Класс русского языка бывал довольно оригинален. Вероятно, убедясь по предшествовавшим ученицам, что синтаксис не скоро уляжется в наших головах, учитель преподавал его более в отрывочных сказаниях, без руководства книги; мы записывали летучие заметки, которые потом заучивали. Иногда он учил нас просто внаглядку. Так, большой палец его рука обозначал подлежащее, указательный сказуемое; он широко раздвигал их, и связь являлась перед нами сама собой. Быстро пробежав таким образом синтаксис, мы бросились должно быть словесность. Должно быть, потому что нельзя дать определительного названия той тетрадке заметок, которая появилась у нас на второй год курса. Тут на двадцати страничках были изложены и правила стопосложения, и определение поэзии, и тропы, и фигуры, и размышления о простом и среднем слоге, и правила для составления писем, и построение умозаключений, дилеммы, теоремы, все вместе, все в каком-то странном виде. Господь один знает, что это было такое. Учитель был поклонник Державина и Хераскова, мы твердили их оды наизусть, перекладывали их в прозу, разбирали на всевозможные лады. Особенно приятно было находить в них признаки иронии и синекдохи, фигуры прохождения, видения и какого-то поправления. Но разум наш решительно отказался служить, когда дело дошло до умозаключений. Закон исключения третьего, скачки и кружения в ошибочных доказательствах, доставили нам множество хорошеньких нулей в списке баллов.
Историю и географию преподавал у нас один и тот же учитель в продолжение всех шести лет.

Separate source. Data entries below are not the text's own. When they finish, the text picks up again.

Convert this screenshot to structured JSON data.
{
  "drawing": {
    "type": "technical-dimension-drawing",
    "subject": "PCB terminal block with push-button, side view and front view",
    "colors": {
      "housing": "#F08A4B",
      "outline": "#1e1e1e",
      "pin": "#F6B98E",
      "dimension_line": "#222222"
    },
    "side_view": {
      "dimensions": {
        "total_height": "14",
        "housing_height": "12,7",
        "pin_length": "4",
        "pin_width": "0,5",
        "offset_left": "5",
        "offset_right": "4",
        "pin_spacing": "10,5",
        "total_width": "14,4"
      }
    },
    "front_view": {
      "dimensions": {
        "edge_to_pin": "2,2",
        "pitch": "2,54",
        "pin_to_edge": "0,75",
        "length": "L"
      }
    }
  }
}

Это был у нас самый любимый учитель; десятки девиц обожали его постоянно; его приход оживлял все лица, его проницательная и вместе добродушная наружность вселяла и доверие, и какое-то смутное желание понравиться не одним прилежанием. Но он смотрел на нас как на детей, и гораздо более дорожил признаками нашего ума нежели расположением к его особе. Мне тяжело вспомнить об этом человеке. Он не знал, как ему быть с нашим невежеством, как к нему приступиться. Ему хотелось придать жизнь своему обширному предмету, а между тем домашние познания половины класса были чрезвычайно скудны, учебники плохи; учителю приходилось многое добавлять, во многом восстановлять смысл; все это не удерживалось у нас в памяти, или мало интересовало. Тогда, махнув рукой и уже в дурном расположении духа, он приказывал попросту заучить страницу в книге, чтобы там ни было. Помню, что в такие грустные дни он больше обращался к географии Испании или Америки.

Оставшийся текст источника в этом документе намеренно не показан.